Wednesday, April 6

Fasting follow-up

I received a comment this morning from my Canadian blogger friend that I wanted to share and answer:

Fasting can be such an undiscovered discipline in today's church. Sometimes, it seems, if you talk about it, you are perceived to be like a Pharisee or something..."I fast twice a week..." But if we don't talk about it, what do we become then?? I'd love to hear about the challenges and blessings of your week of fasting.

This really resonated with me. Fasting is really a confusing thing. It is talked about in the Bible, on multiple occasions and in both the old and new testament, but as a general rule it is so foreign to us in America--to me--that I feel really insecure on the topic. Insecure about if it's okay to talk about it (because there are verses in the Bible that would support that it's not). Insecure about how to do it (e.g. Is one meal a day (like I did this past week) actually legitimate?) Insecure about how often to do it. Insecure about for what purpose I should do it. You get the point. So, when it's hard to do anyway, and there are so many questions regarding it, it's easy just to not do it in the first place.

But that is so sad and unfortunate. You know, as I think about it right now, I wonder if our neglect of fasting is one of the reasons that most American Christians are so overwhelmingly disinterested in the poor. That is not to say that we don't think we care. Or, we don't feel guilty, sad, depressed.....you fill in the blank....when we take the time to think about it. It's just that our choices don't actually show that we care.

The above hypothesis about the link between fasting and the poor is because of how fasting a meal a day this week impacted me. Granted, I was fasting because of the call to fast from Ambassador Tony Hall here, so my heart and mind were clearly on the poor. However, I think it was much more than that. When I fasted this week one meal a day, I felt hungry. This is something that normally I try to avoid at all costs. When I feel hungry--usually within MINUTES--I am rushing to fill that hunger with some kind of food. And I can. I have food within my disposal at almost every second of every day....and night. So this hunger thing for more than a few minutes at a time is not normal. This week, when I started feeling hungry, I was not rushing to satiate that hunger. So, I had time to contemplate it. Contemplate the TENS OF THOUSANDS of people that DIE of hunger EVERY SINGLE DAY in other countries. And contemplate those children in this country that are hungry on any given day because there's no food in the house. I came face to face with the latter this summer when I was tutoring. It is real and it does happen more than you know. That alone has made me more connected this week.
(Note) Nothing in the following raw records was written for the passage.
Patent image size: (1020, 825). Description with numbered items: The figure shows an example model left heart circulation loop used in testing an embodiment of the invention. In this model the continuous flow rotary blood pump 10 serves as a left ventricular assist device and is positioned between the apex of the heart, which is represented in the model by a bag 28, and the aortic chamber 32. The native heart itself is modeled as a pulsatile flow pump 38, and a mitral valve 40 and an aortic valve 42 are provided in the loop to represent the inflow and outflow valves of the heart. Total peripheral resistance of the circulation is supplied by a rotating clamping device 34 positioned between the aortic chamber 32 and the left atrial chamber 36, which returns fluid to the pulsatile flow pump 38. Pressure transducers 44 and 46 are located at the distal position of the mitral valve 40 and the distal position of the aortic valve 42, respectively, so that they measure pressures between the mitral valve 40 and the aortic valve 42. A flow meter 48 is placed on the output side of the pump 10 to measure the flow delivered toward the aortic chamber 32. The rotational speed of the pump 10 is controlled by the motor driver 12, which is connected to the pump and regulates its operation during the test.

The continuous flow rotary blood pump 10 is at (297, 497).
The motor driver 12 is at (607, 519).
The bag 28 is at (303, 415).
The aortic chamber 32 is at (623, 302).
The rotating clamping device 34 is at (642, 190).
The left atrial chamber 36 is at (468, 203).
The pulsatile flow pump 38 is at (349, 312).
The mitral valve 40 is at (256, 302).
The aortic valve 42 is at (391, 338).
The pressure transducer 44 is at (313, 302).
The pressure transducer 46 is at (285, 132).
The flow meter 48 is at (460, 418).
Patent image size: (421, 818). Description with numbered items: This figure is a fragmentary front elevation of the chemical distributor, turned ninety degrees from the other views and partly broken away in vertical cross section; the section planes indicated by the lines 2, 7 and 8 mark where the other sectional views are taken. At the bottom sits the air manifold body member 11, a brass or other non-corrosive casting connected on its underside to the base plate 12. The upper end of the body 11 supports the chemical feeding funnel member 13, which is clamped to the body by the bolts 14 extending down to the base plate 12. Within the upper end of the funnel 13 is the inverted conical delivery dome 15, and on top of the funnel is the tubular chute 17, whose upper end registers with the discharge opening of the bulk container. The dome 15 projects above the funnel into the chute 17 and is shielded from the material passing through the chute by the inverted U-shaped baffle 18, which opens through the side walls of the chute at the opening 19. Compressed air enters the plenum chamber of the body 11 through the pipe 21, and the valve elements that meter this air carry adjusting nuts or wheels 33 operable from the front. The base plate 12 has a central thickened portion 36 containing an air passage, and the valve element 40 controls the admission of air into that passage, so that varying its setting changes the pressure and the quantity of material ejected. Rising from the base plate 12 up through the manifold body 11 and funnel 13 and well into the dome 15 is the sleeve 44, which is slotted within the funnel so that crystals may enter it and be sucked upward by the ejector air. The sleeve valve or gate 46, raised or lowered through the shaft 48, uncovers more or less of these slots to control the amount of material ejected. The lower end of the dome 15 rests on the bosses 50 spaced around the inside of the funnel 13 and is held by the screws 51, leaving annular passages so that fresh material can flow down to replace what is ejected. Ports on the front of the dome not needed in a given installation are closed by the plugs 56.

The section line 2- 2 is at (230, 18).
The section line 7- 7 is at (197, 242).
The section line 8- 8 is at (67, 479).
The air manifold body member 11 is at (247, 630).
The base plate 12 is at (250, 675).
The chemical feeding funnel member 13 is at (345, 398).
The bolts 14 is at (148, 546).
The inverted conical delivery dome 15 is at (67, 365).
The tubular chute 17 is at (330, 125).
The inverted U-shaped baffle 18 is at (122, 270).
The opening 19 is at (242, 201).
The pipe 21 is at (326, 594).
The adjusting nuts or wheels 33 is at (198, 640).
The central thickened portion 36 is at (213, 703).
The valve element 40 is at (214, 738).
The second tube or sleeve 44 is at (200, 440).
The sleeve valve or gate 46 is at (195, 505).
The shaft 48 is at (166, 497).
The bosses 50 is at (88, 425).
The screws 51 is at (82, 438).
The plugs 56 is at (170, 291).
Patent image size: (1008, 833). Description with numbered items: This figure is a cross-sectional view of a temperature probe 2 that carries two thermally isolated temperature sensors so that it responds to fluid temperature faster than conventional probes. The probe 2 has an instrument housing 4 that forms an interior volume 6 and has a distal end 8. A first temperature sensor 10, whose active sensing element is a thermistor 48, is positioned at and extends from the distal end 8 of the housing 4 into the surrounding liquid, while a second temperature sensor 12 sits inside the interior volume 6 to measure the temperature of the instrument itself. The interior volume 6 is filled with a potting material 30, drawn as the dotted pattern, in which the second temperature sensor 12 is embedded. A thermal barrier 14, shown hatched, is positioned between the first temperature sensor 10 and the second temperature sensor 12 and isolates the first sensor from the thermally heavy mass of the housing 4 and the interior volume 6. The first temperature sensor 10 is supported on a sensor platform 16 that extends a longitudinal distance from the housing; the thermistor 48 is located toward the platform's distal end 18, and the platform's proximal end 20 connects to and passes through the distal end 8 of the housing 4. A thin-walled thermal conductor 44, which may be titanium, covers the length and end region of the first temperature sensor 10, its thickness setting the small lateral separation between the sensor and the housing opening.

And more thoughtful.

I really want to learn more about the discipline of fasting and hear your experiences about it. I won't call you a Pharisee. I won't even think it. I'm just longing to become more, become better, than I am right now. Spending HOURS reading Kisses from Katie this week confirmed that once again. I have SO far to go, but I'm not throwing in the towel yet. In fact, I'm more resolved than ever to grow and become more real. I think fasting is one of the many pieces to this puzzle.

2 comments:

paraguayalyssa said...

Hey D. Thanks for this post. You're REALLY BRAVE! Today I bought a juicer with the anniversary money we got from our parents, and tonight I bought a bunch of produce in anticipation of its arrival:)

Fasting used to be a really significant part of my life and it hasn't been for a long, long time. I can tell. I can't describe it, but in my spirit I feel less peaceful and centered. I think these are 2 fruits of fasting. When I would fast, it seemed that I became more patient. Fasting taught me that discomfort is just discomfort and making it go away isn't always the most important thing in every situation.

For example, I'll often find that when I sit down to have devos, I first notice that my hands are dry and I absolutely cannot pray until I put lotion on them. So I go get the lotion and sit back down. Then my feet are cold and I need to go get socks. Then I'm thirsty and go crazy until I can get water. Then, then, then. When I fast, I'm not as bothered by those things, which I think are a reflection of a general state of peace. It translates into being at peace with others misunderstanding me, being bossed around by people who think I need bossing, not defending myself when I don't need to, resting in God's grace and love. I miss it...

KLT said...

Thank you for sharing. I've been fasting one meal a week for a long time, and I feel like I need that discipline (although I don't always get at the heart of it very well for a variety of reasons, including some described by you and the previous commenter). But I often feel like talking about it (including the hows, the struggles, the blessings, etc.) is taboo...unlike talking about Bible reading, acts of service, or Scripture memory.
I really appreciated your candor. I hope that we'll both be able to have more conversations with this among our Christian friends.